Perhaps, alternatively, Jesus himself wasn’t fully aware of the spiritual implementation of his oracle against Rome, and that in Jesus’ prophecies we’re seeing yet another of the “human faces” of God. I’m open to the idea of Jesus “growing into” his mission, such as is argued by those who see the Syro-Phoenician woman incident as the moment in which Jesus realized that his ministry applied to more than just the Jews, so I can stomach the possibility of his own understanding of the nature of the kingdom developing over time, and even of its being crystallized in incomplete form by his untimely death.

I don’t know that scholars do them justice when they speak of “millenarians” and “apocalyptic prophets” in such broad terms as though there were a school that taught “How to Be a Charlatan” as a vocation. Can we really boil Jesus or those other men down into a category and say that each of them, based on several overlapping thematic factors (described by Koch and Allison), were merely “dime a dozen”, “run of the mill” end time hacks, individual distinctives admitted but notwithstanding? Was Jesus an “apocalyptic prophet” any more than I am, ontologically or existentially, a “blogger”? I wonder if we would be less scandalized if we thought of Jesus as a teacher and moral philosopher who happened to have Jewish apocalyptic leanings and interests, even preoccupations, which understandably got more attention when so many of his prophecies seemed to come true (earthquakes, wars, famines, the temple’s destruction within 40 years, etc.; as Stark admits, “nine out of ten ain’t bad”). I’m merely saying that even if we allow Jesus to be mistaken in some of his apocalyptic expectations, we needn’t draw the conclusion that he should be dismissed as merely a “failed apocalyptic prophet”, or that he was not someone who said things that God wanted humanity to hear. After all, it’s not his doomsday prophecies that have shown the potential to change the world, which any self-respecting Messiah would want to do above all else.

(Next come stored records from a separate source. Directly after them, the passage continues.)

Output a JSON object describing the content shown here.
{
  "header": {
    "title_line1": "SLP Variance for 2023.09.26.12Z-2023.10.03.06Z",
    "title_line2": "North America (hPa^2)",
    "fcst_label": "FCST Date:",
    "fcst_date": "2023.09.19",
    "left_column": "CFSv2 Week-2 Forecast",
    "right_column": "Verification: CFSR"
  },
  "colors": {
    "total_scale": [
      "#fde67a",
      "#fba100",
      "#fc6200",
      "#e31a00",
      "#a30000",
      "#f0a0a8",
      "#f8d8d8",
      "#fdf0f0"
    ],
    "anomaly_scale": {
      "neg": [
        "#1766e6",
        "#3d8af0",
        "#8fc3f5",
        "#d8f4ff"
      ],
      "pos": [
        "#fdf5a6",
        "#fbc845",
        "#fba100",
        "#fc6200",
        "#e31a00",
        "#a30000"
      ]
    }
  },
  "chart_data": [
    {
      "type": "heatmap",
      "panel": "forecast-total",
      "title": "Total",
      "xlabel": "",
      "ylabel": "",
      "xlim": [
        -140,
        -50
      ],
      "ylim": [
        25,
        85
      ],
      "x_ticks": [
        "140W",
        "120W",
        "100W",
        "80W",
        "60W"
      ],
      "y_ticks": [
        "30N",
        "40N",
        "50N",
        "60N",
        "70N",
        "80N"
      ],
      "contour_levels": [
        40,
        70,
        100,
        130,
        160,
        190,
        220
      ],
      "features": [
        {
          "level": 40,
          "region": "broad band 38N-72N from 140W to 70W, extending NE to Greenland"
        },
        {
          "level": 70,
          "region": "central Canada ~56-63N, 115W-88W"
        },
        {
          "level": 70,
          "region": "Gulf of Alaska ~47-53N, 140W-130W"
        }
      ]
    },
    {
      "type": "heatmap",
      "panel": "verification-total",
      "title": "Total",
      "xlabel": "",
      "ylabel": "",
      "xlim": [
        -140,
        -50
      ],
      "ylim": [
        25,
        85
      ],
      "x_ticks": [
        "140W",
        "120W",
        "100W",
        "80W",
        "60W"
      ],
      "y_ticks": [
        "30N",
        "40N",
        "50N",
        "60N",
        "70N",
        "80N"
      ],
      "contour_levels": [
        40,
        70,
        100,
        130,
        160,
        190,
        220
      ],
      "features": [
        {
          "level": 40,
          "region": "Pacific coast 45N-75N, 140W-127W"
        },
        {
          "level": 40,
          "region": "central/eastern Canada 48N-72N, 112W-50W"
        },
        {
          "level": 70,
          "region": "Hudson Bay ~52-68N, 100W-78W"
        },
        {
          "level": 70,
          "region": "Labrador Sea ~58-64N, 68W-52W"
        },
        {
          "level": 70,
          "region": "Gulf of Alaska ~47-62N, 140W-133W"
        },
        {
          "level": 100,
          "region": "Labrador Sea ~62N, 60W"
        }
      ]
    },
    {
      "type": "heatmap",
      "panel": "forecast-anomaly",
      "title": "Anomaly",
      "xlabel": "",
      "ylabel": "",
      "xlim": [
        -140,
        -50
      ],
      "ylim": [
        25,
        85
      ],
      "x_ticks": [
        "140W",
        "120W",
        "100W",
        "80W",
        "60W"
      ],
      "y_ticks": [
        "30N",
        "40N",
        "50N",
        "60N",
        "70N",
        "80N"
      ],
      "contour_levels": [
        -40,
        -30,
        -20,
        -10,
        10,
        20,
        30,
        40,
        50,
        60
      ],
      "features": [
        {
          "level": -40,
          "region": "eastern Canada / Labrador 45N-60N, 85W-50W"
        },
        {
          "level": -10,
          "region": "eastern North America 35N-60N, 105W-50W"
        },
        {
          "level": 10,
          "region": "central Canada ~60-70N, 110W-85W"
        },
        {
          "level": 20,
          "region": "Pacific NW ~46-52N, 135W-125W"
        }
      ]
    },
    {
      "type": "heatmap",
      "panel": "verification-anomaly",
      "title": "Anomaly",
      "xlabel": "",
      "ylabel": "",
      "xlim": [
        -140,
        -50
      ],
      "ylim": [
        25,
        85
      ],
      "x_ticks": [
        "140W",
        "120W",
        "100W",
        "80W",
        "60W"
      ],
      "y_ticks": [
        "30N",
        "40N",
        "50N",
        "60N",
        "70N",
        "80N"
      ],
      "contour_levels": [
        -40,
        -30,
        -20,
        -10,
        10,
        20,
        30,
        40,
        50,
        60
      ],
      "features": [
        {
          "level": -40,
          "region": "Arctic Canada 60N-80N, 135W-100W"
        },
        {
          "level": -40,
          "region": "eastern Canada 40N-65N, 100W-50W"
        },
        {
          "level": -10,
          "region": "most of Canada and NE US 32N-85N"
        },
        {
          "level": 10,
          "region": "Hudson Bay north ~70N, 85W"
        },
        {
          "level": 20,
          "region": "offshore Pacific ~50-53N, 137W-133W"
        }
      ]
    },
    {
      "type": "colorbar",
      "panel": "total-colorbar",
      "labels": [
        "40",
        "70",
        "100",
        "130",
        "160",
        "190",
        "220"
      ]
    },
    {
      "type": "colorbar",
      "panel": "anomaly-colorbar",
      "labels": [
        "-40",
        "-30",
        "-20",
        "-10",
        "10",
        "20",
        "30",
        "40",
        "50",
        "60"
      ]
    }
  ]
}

Another point of criticism: Stark mostly dismisses in a footnote reference to Allison’s Jesus of Nazareth the possibility that Jesus prophesied a spiritual kingdom signified through some real world events (like the destruction in 70 CE) and that it was the New Testament writers who misunderstood it. Although various comments littered throughout the chapter obliquely challenged that contention, I think that perhaps it deserved a bit more dedicated commentary than he gave it. If Allison conclusively demonstrated the folly of this supposition as Stark implies, it would have been invaluable to summarize it in full text.

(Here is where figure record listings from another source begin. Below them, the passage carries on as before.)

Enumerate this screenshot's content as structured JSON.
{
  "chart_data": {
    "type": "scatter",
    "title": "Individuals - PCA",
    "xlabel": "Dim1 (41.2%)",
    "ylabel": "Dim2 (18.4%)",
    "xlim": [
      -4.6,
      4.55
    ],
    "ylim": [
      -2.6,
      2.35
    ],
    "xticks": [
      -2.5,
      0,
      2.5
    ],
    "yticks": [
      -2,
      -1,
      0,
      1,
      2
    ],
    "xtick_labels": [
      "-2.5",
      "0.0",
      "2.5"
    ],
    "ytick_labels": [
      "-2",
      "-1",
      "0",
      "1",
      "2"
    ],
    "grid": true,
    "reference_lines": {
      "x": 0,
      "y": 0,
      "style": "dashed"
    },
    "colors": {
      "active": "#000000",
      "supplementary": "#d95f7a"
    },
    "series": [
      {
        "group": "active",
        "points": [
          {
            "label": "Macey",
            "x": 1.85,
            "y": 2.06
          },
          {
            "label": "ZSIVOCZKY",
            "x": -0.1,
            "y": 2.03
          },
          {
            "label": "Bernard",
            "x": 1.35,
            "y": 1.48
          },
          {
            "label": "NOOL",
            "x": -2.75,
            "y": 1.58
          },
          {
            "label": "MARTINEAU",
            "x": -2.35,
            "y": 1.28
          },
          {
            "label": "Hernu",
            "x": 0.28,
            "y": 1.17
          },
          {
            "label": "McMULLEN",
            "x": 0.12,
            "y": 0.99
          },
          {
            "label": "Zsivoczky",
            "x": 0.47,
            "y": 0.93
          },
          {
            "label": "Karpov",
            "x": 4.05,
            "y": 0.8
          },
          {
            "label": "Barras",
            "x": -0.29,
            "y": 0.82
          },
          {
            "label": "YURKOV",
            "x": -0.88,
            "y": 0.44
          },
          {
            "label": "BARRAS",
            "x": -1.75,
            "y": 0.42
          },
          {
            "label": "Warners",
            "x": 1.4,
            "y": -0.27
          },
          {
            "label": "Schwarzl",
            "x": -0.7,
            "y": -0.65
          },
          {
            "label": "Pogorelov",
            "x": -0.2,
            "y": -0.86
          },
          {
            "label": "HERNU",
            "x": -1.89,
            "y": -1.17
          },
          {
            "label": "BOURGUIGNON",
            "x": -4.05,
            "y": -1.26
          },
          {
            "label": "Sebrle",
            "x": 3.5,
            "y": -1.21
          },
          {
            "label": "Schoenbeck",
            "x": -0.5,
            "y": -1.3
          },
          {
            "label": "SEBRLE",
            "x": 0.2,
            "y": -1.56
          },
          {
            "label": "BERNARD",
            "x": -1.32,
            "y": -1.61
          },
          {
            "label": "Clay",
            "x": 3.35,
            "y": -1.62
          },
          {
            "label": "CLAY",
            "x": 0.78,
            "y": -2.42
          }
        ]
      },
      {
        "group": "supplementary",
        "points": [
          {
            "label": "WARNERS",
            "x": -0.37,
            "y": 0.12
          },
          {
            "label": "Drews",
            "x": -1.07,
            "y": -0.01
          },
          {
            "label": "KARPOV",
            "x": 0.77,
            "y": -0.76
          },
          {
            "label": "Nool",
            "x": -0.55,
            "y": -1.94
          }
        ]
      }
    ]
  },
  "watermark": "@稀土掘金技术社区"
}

At very least, I’d say that Stark has convinced me that the Gospels (by and large) and the Epistles (by and large) teach that Jesus’ imminent return would be about more than just the vindication of Christians as implemented through the destruction of Jerusalem. So as I see it, eschatological systems as understood by most preterists and futurists alike that refuse the idea that Jesus was wrong can only thrive either upon distortion of the text or a claim that the NT authors got Jesus wrong — neither of which are compatible with inerrancy.

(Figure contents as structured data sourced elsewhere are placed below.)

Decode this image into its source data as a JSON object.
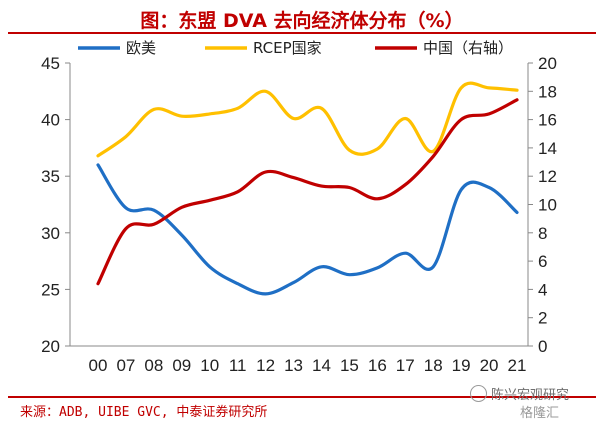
{
  "title": "图：东盟 DVA 去向经济体分布（%）",
  "source": "来源：ADB, UIBE GVC, 中泰证券研究所",
  "watermark": "陈兴宏观研究",
  "watermark2": "格隆汇",
  "chart_data": {
    "type": "line",
    "x": [
      "00",
      "07",
      "08",
      "09",
      "10",
      "11",
      "12",
      "13",
      "14",
      "15",
      "16",
      "17",
      "18",
      "19",
      "20",
      "21"
    ],
    "yleft_lim": [
      20,
      45
    ],
    "yleft_ticks": [
      20,
      25,
      30,
      35,
      40,
      45
    ],
    "yright_lim": [
      0,
      20
    ],
    "yright_ticks": [
      0,
      2,
      4,
      6,
      8,
      10,
      12,
      14,
      16,
      18,
      20
    ],
    "legend_position": "top",
    "grid": false,
    "series": [
      {
        "name": "欧美",
        "axis": "left",
        "color": "#1f6fc5",
        "values": [
          36.0,
          32.2,
          32.0,
          29.8,
          27.0,
          25.5,
          24.6,
          25.6,
          27.0,
          26.3,
          26.9,
          28.2,
          27.0,
          33.8,
          34.0,
          31.8
        ]
      },
      {
        "name": "RCEP国家",
        "axis": "left",
        "color": "#ffc000",
        "values": [
          36.8,
          38.5,
          40.9,
          40.3,
          40.5,
          41.0,
          42.5,
          40.1,
          41.0,
          37.3,
          37.4,
          40.1,
          37.2,
          42.8,
          42.8,
          42.6
        ]
      },
      {
        "name": "中国（右轴）",
        "axis": "right",
        "color": "#c00000",
        "values": [
          4.4,
          8.3,
          8.6,
          9.8,
          10.3,
          10.9,
          12.3,
          11.9,
          11.3,
          11.2,
          10.4,
          11.4,
          13.4,
          16.0,
          16.4,
          17.4
        ]
      }
    ]
  }
}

If indeed the New Testament is correct that Jesus prophesied Israel’s restoration as a nation and Rome’s demise, then he was wrong, at very least about the timing. Stark’s answer to this? He is sympathetic to the concerns Christians will have about Jesus being viewed as merely a “failed apocalyptic prophet”. In the conclusion of this chapter, he responds, essentially, with “wait for chapter 10″! Sounds like a great way to make people skip the chapter that comes in between this chapter and that one! (Don’t worry; I won’t.)